Dans le cas des événements de l’Est, la France a pris notamment trop de retard pour s’afficher véritablement comme le pays de la déclaration des Droits de l’Homme, ne condamnant que sur le tard et du bout des lèvres l’aventurisme du Rwanda, ceci après avoir humilié le plus grand pays francophone du monde en offrant le poste de secrétaire général de la Francophonie à la Rwandaise Louise Mushikiwabo.

Ces maladresses surabondent un déficit abyssal d’affection dont souffre cruellement Emmanuel Macron dans les cœurs des Congolais.  Le chef de l’Etat français n’est en effet ni Jacques Chirac, dit l’Africain, qui n’hésitait pas à fréquenter les huttes de ses hôtes, ni Giscard d’Estaing l’Auvergnat, dont les parachutistes sautèrent sans hésiter ni marchander sur Kolwezi pour soutenir l’armée du maréchal Mobutu à la fin des années 1970.

Des actes qui nourrissent la nostalgie des Congolais, même si on peut, par ailleurs, comprendre que ce pan de l’histoire et sa charge d’émotion échappent totalement à Emmanuel Macron qui n’avait même pas atteint la puberté à l’époque.

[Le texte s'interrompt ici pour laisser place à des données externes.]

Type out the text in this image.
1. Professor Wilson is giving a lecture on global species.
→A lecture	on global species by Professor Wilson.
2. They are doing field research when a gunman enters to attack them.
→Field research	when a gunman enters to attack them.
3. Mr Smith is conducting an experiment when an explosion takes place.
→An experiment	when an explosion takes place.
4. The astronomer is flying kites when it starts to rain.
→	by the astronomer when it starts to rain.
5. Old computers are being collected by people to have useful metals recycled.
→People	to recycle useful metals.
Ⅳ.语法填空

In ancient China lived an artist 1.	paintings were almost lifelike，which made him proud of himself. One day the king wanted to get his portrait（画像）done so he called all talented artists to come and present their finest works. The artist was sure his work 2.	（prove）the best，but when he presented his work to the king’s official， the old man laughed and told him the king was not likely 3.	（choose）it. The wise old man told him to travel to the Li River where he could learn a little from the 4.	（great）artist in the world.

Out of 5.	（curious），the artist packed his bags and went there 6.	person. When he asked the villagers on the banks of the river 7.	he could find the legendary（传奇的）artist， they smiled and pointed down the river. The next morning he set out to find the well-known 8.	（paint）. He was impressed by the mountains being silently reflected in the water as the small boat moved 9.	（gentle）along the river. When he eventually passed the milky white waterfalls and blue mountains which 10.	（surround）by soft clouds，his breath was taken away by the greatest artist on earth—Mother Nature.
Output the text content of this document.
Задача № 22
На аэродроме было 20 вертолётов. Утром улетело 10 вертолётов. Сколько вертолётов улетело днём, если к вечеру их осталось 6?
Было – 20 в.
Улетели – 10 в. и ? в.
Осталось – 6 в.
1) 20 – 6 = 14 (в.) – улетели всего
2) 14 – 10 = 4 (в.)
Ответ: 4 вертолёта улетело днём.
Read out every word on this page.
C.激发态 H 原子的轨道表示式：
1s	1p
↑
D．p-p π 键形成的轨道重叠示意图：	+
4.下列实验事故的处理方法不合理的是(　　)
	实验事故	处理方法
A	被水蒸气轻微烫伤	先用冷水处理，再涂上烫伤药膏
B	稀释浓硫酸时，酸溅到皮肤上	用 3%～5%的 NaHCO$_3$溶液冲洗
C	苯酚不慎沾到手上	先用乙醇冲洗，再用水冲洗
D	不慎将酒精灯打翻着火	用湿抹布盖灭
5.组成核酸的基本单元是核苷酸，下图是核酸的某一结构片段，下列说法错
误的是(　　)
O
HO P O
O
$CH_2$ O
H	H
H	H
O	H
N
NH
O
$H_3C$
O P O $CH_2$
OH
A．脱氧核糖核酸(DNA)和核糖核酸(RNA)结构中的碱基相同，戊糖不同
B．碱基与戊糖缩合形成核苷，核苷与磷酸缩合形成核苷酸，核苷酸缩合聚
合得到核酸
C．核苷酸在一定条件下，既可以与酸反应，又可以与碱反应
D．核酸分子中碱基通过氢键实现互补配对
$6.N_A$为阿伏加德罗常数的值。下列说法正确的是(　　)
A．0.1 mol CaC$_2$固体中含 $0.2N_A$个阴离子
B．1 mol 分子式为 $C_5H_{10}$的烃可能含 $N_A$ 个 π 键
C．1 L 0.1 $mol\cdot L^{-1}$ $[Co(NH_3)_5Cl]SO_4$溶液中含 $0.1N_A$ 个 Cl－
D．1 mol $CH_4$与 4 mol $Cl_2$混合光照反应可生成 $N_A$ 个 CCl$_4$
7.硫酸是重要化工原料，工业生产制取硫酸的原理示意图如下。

Malheureusement pour lui, dans sa pratique du pouvoir, le président français semble plus proche d’un autre animal politique de la riche faune française appelé Nicolas Sarkozy, qui n’avait pas non plus les faveurs des Congolais. D’autant moins qu’en 2009, il eut devant le parlement congolais l’audace de décliner à sa manière la question des frontières de la RDC avec le Rwanda, avant de s’en servir pour bâtir la théorie de la curieuse répartition des richesses du sous-sol congolais. Une théorie qui a inspiré les revendications du M23 une année après, et fondé celle du partage territorial qui hante aujourd’hui certaines officines hexagonales et leurs prolongements dans le pays des mille collines.

Bref, autant de contentieux qui alimentent la colère des Congolais, les poussant à regarder avec plus de sympathie les événements dans le Sahel et l’Afrique de l’Ouest, où les populations apprennent à vivre sans la France et même contre elle !

C’est donc peu dire à ce stade qu’au sein de la classe politique congolaise, comme de la société civile de notre pays, peu nombreux sont des compatriotes qui défendent la France comme faisant partie de leurs rêves pour l’avenir de la RDC.  Surtout quand, face aux multiples morts de l’Est du pays, à la violation répétitive des Droits de l’Homme, au soutien du Rwanda et des multinationales, au pillage qui s’exerce sur cette partie du pays, la France dégage pour la plupart d’entre les Congolais le sentiment d’avoir choisi le camp de ceux qui ne veulent pas du bien au pays de Lumumba.

Le président Macron se trouve ainsi devant un immense défi : conquérir les cœurs et séduire les esprits.

La levée des boucliers est malheureusement telle, dans le Congo profond, qu’il faudra au chef de l’Etat français apprendre à marcher sur les œufs et à mettre sur la table autre chose que des mots pour espérer reconquérir les Congolais. Macron doit éviter de proposer à la RDC une négociation humiliante avec le Rwanda et le M23 comme le laissent croire les observateurs.